5. Reliance on consumer-grade products. Healthcare providers have considered use of consumer-grade devices to reduce bedside visits and COVID-19 exposure or when a traditional medical device has been unavailable in the pandemic. But measurements from these products can be inaccurate or misleading, ECRI said. The organization recommends against use of consumer-grade devices for patient care, especially when monitoring the critically ill.
6. UV devices for disinfection. Ultraviolet light technologies can be used to disinfect surfaces and spaces but may not deliver a high enough dose to inactivate microorganisms, ECRI said. The devices typically are not regulated by FDA. Improper use also can expose the operator or others to unsafe levels of UV light.
7. Software component vulnerabilities. The report also flagged third-party operating systems and other software incorporated into medical devices, especially components no longer supported by the vendor, as major cybersecurity risks. Device makers including BD, Medtronic and GE Healthcare all faced cyber threats in the past year that prompted advisories from the Cybersecurity and Infrastructure Security Agency.
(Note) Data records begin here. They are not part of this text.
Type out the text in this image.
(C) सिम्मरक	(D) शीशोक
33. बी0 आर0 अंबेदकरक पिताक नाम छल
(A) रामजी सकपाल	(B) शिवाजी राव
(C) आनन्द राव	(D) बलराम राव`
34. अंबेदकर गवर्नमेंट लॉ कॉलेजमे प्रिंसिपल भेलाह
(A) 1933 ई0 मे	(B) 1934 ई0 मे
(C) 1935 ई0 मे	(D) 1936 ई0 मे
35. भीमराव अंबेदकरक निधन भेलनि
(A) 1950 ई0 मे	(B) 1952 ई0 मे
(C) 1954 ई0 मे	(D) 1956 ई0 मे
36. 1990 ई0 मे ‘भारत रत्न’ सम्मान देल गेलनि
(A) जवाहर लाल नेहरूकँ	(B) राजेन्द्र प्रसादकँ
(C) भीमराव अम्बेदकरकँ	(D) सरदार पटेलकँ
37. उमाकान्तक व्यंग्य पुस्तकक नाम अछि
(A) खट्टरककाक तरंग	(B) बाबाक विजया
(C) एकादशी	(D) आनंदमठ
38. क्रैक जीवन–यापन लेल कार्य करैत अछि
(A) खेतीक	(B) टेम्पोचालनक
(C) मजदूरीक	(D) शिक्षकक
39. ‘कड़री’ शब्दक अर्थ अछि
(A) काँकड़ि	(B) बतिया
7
Hospitals may not be able to identify which devices have affected software, thwarting efforts to fix security vulnerabilities in device components, ECRI said. The group recommends healthcare facilities assess suppliers' ability to manage the software on their devices in inventory as well as those being considered for purchase.
8. Bias in AI data. Artificial intelligence technologies that are unreliable may misrepresent some patient populations, which could lead to misdiagnoses and inappropriate care decisions, ECRI cautioned. Avoiding bias in the data used to train an algorithm is a key challenge, particularly in diagnostic imaging. ECRI suggests hospitals conduct a risk-benefit assessment for medical technologies that incorporate AI.
9. Risks of remote device operation. ECRI said remote operation of medical devices designed for bedside use introduces "insidious risks" for patients that include less frequent visual assessment, diminished device performance due to use of longer tubing sets or reduced ability to hear or see functions, increased infection risks and potential for tampering. Remote device operation should be considered only in highly unusual circumstances, the group said.
10. Quality of 3D-printed devices. Patient-specific 3D-printed devices, built by fusing together layers of raw material, may not perform as intended if the object is created without appropriate clinical verification of the design, quality control of the manufacturing process and validation of the end product. Use of an improperly created 3D-printed device could lead to surgical complications, infection or patient injury, ECRI warned.